Personal information
- Full name: Ryszard Przygodzki
- Date of birth: 2 April 1957 (age 67)
- Place of birth: Bydgoszcz, Poland
- Height: 1.72 m (5 ft 8 in)
- Position(s): Midfielder

Senior career*
- Years: Team / Apps / (Gls)
- BKS Bydgoszcz
- 0000–1983: Odra Wodzisław Śląski
- 1983–1984: Szombierki Bytom / 22 / (2)
- 1984–1986: Bałtyk Gdynia / 54 / (11)
- 1986–1989: Lechia Gdańsk / 72 / (9)

= Ryszard Przygodzki =

Polish footballer

Ryszard Przygodzki (born 2 April 1957) is a Polish former footballer who played as a midfielder. Przygodzki made a total of 127 appearances and scored 19 goals in Poland's top division.

==Biography==

Born in Bydgoszcz, Przygodzki started playing football with local side BKS Bydgoszcz, eventually moving to II liga side Odra Wodzisław Śląski. He stayed playing with Odra until 1983 when he transferred to Top division side Szombierki Bytom. With Szombierki he made 22 appearances and scored 2 goals in the I liga, leaving the club at the end of the season after the team finished bottom in the league. He transferred to Bałtyk Gdynia, making his Bałtyk debut on 25 August 1984 against GKS Katowice. Przygodzki spent two seasons with Bałtyk, making a combined total of 54 appearances and scoring 11 goals in the I liga. After Bałtyk were relegated in his second season Przygodzki joined Lechia Gdańsk. He made his Lechia debut on 3 August 1986 against Zagłębie Lubin.

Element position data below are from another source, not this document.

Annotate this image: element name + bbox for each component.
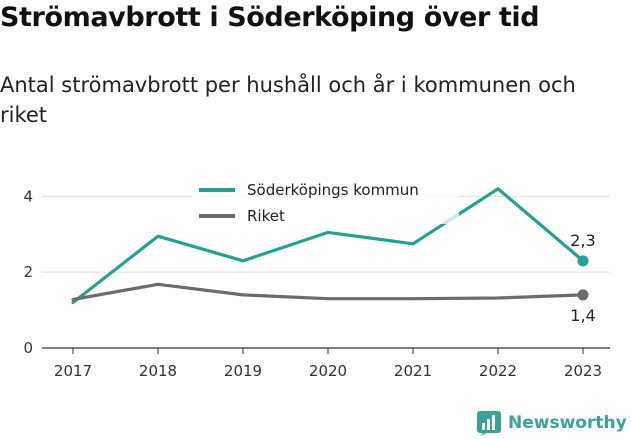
series-end-point: [577, 255, 589, 267]
brand-logo: Newsworthy: [476, 409, 627, 437]
newsworthy-logo-icon: [477, 411, 501, 436]
series-end-point: [577, 289, 589, 301]
chart-title: Strömavbrott i Söderköping över tid: [0, 2, 540, 33]
chart-subtitle: Antal strömavbrott per hushåll och år i …: [0, 73, 576, 127]
series-layer: [71, 187, 589, 305]
series-line-kommun: [71, 187, 585, 305]
x-tick-label: 2023: [564, 362, 602, 380]
axis-layer: 0 2 4 2017 2018 2019 2020 2021 2022 2023: [23, 187, 610, 380]
data-label-layer: 2,3 1,4: [570, 231, 595, 325]
y-tick-label: 4: [23, 187, 33, 205]
y-tick-label: 2: [23, 263, 33, 281]
x-tick-label: 2018: [139, 362, 177, 380]
x-tick-label: 2017: [54, 362, 92, 380]
y-tick-label: 0: [23, 339, 33, 357]
legend-backdrop: [191, 172, 459, 224]
data-label-end: 2,3: [570, 231, 595, 250]
legend: Söderköpings kommun Riket: [191, 172, 459, 225]
x-tick-label: 2021: [394, 362, 432, 380]
legend-label: Söderköpings kommun: [247, 181, 419, 199]
x-tick-label: 2019: [224, 362, 262, 380]
x-tick-label: 2022: [479, 362, 517, 380]
brand-name: Newsworthy: [508, 413, 627, 433]
legend-label: Riket: [247, 207, 285, 225]
series-line-riket: [71, 282, 585, 302]
data-label-end: 1,4: [570, 306, 595, 325]
x-tick-label: 2020: [309, 362, 347, 380]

Przygodzki spent two seasons with Lechia in the I liga, making a further 51 appearances and scoring 6 more goals in Poland's top division, before being relegated from the league for a third time. His final season was spent with Lechia in the II liga before he retired. In total he made 74 appearances and scored 9 goals in all competitions for Lechia.